Дела на фронте шли плохо, в тылу – тоже, всюду действовали германские шпионы. В Петрограде грохотали взрывы. Александру Федоровну и Распутина уже открыто обвиняли в шпионаже. И если на газеты можно было накинуть платок – газеты про это почти не писали, – то на всякий роток платок накинуть было нельзя.
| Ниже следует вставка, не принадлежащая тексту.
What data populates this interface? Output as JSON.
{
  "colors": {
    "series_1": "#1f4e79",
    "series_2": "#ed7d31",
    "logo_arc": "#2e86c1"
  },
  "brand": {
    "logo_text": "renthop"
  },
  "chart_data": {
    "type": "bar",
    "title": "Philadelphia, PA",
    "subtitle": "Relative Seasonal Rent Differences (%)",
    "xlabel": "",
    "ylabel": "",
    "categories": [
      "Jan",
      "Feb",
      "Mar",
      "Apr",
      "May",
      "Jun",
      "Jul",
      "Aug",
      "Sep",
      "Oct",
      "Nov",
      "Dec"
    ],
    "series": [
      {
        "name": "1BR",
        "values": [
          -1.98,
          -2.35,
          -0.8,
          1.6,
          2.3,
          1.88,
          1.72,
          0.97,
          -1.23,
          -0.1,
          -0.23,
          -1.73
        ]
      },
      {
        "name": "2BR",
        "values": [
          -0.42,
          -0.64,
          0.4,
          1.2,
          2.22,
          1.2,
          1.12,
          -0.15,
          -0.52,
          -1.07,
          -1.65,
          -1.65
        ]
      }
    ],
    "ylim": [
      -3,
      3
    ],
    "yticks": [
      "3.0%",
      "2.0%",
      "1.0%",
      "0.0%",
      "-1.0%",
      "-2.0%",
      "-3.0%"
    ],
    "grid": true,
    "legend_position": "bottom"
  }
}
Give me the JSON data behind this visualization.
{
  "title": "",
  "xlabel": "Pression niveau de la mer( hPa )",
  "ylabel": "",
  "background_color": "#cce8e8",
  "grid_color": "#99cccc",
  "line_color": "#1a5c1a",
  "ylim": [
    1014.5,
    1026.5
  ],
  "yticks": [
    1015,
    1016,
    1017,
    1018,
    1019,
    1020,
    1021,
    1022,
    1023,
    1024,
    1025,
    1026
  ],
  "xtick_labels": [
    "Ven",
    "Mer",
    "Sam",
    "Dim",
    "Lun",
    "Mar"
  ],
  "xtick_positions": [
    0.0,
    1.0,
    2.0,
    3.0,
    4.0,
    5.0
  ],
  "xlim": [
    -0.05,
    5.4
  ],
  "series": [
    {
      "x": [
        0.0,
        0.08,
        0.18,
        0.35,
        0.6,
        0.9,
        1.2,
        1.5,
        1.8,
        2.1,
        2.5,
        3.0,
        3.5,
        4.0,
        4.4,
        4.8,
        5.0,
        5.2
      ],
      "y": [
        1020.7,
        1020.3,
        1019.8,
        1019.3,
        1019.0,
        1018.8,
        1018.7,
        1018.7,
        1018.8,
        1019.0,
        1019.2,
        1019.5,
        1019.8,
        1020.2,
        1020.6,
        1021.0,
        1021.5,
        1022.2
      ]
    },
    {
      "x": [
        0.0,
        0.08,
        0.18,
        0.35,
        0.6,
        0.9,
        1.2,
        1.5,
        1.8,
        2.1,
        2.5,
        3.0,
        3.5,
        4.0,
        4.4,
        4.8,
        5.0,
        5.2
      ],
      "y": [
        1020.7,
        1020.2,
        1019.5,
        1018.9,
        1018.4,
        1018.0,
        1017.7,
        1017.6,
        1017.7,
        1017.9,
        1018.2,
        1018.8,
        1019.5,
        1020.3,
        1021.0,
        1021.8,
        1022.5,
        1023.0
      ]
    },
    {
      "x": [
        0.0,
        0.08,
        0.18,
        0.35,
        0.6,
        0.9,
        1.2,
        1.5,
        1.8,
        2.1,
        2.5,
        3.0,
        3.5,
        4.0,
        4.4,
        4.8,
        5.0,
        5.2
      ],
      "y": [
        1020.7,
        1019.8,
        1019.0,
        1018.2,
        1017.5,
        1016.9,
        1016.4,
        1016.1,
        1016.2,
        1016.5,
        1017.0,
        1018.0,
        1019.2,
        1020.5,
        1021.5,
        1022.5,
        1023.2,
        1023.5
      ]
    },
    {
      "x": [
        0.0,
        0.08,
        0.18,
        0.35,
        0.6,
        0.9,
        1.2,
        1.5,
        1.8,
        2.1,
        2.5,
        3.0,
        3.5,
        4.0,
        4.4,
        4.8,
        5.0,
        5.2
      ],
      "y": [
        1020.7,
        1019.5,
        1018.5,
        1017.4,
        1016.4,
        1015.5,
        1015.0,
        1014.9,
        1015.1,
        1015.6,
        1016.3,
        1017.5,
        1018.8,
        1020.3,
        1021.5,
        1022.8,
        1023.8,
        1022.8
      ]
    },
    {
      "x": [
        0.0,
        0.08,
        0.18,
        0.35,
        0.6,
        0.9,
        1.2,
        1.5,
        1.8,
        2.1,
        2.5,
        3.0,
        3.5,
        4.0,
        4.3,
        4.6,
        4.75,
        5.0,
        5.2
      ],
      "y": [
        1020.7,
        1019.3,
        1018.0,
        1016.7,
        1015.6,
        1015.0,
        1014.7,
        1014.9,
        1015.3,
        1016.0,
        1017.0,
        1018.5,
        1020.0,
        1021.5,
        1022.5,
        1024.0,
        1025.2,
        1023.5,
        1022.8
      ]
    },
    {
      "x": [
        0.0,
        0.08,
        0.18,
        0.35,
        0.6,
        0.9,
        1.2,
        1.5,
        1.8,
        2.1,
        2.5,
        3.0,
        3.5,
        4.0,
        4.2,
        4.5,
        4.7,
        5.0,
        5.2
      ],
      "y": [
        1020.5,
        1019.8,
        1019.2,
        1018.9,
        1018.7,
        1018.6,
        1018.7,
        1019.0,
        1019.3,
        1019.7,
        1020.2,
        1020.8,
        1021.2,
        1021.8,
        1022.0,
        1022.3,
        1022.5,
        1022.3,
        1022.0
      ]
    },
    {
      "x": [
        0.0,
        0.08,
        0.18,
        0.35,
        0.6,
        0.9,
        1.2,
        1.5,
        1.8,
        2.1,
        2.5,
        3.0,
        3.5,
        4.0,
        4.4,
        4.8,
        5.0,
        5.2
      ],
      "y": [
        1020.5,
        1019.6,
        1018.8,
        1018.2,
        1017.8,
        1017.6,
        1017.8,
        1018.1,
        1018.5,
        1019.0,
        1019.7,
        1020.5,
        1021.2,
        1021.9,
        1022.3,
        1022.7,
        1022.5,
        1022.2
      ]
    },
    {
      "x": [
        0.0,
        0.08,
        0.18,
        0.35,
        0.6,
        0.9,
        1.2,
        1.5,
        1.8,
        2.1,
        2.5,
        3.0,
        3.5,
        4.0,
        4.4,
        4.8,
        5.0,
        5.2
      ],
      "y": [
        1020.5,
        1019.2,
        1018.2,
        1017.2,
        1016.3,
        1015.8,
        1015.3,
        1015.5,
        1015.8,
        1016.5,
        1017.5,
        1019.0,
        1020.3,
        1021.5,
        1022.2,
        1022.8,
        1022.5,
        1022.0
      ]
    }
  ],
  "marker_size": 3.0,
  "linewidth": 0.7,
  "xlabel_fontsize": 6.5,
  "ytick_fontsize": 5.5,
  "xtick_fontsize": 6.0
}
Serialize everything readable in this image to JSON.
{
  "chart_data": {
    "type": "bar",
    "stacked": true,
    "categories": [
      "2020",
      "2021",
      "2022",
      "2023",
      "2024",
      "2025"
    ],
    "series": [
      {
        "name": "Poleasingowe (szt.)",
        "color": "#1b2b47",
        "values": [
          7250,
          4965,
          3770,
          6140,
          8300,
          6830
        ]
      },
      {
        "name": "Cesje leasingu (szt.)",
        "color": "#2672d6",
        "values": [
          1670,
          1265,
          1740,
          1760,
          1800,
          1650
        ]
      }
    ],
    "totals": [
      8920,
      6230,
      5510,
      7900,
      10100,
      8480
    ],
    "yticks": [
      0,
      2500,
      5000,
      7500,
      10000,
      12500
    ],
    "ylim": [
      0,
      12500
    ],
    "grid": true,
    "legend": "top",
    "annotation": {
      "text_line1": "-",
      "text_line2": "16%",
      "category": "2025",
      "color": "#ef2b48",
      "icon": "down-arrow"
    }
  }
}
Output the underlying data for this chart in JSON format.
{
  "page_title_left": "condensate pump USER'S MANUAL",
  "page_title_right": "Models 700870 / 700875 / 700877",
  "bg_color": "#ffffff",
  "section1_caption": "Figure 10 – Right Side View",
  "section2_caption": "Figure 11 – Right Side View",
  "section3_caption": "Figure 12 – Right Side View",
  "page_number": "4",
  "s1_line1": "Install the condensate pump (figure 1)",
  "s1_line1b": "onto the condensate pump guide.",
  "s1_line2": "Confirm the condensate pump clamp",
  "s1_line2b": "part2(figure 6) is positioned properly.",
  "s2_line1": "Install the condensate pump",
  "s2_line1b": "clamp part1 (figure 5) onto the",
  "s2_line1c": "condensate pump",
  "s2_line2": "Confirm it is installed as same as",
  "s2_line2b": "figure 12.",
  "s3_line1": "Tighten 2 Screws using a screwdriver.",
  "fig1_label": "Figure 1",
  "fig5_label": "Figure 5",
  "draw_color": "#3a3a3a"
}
Когда до Распутина доходили опасные слухи – «шпиён» он, мол, то «шпиён» Гришка этого пугался, забивался у себя дома в дальнюю комнату и шептал тоскливо:
– Ну какой я шпиён, а? Ну какой? Скажи, Симанович!
Симанович, потешаясь над Гришкиной трусостью, хихикал в кулак:
– Советую поменьше обращать внимание на все эти сказочки. Меня тоже, Ефимыч, шпионом чуть ли не каждый день объявляют… Ну и что? Живу же ведь! И живу неплохо!
Испуг помаленьку улетучивался, Распутин веселел и вновь натягивал на себя бархатные штаны и расшитую, из цветного шелка, с любимым косым воротником рубаху. Бормотал под нос, глядя на себя, такого красивого, в зеркало:
– Да из меня шпиён – как из покровского церковного старосты папа римский!
Дома Вырубовой было много легче, чем в больнице, и все равно временами накатывало отчаяние, Вырубова до крови закусывала губы, чтобы не закричать, не испугать отца, который, кажется, больше времени проводил в ее квартире, чем у себя дома, переживал, старался быть веселым, поддержать дочь, но это ему не удавалось, да и Анну Вырубову, человека в общем-то проницательного, трудно было обмануть. Хоть и улыбался отец добродушно, а губы у него предательски подрагивали, в глазах плотно сидела тоска, она слепыми холодными бельмами была наклеена на зрачки, взгляд от этого был безжизненным, руки у Танеева тряслись, будто у больного, голос был истончившимся, жалким, как у старушки, которую прогнали с церковной паперти.
– Дочка, ты сегодня превосходно выглядишь, – унылым тоном сообщал он, ловил себя на этом безнадежном унынии и смущенно помахивал перед лицом ладонью, словно разгонял едкий папиросный дым.
– Спасибо, папа. – Вырубова с натугой улыбалась, едва сдерживая в себе стон, стараясь загнать его внутрь. На теле у нее вновь образовались крупные водянистые пролежни, все болело, кости плохо срастались; кроме боли в костях еще гнездилась страшная усталость, которая была хуже боли.
Боль, оказывается, одолевается легче усталости, ее можно заговорить, утишить, перетерпеть, в конце концов, а с усталостью так обходиться нельзя, усталость не поддается ни на уговоры, ни на силовое давление.